Senza aver incontrato nessuno della gens Meniconi, rientrai nel mio appartamento.
Con Claudia, che mi aveva riaccompagnato, c'eravamo salutati poco prima scambiandoci due casti baci sulle guance.
Baci sui quali, è inutile negarlo, facevo scorrazzare le mie fantasie di possibili sviluppi di accettazione e affettuosità.
Nonostante l'ora tarda – si erano fatte le due di notte passate – assolutamente fuori dai miei ritmi di vita ordinari, avevo uno stato d'animo così frizzante che a tutto pensavo meno che ad andare a dormire.
Mi sedetti sul divano e, tenendo fra le braccia Cleofe prontamente accorsa a darmi il benvenuto, feci una delle cose più banali che si possano fare in occasioni del genere.
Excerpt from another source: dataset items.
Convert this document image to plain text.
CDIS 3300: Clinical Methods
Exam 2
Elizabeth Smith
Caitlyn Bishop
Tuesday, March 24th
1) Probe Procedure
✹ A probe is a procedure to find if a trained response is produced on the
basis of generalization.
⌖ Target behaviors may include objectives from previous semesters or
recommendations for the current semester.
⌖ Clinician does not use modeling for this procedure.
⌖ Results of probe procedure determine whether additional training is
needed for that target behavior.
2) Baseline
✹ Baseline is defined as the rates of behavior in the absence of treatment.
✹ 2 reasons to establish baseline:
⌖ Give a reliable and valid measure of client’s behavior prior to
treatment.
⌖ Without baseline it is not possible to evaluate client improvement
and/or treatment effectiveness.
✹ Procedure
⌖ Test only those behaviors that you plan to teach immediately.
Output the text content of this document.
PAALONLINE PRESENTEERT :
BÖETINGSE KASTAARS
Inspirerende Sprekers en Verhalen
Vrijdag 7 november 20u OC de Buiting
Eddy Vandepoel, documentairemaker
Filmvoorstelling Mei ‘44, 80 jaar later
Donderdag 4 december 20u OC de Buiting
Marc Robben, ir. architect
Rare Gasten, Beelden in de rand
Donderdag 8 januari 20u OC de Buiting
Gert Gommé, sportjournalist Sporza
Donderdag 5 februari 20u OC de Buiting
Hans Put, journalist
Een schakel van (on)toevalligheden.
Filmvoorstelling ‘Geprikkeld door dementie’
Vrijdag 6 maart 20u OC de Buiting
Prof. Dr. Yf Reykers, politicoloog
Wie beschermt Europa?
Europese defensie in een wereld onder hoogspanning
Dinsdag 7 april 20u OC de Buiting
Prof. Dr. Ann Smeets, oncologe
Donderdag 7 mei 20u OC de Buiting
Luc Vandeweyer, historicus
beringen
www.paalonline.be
Accesi la televisione, nella speranza di sopire le inquietudini montanti del mio stato d'animo di quel momento.
Armato di telecomando, cominciai a perlustrare la prateria dei programmi che le varie emittenti offrivano ai nottambuli telespettatori del momento.
Filmetti, filmacci, giochi d'azzardo, letture delle carte, oroscopi e altra immondizia indifferenziata galleggiava nell'oblò televisivo.
Smanettando con apprezzabile celerità sul telecomando, avevo individuato altri due generi di trasmissioni.
Dato l'orario, uno di essi era più che prevedibile che fosse mandato in onda.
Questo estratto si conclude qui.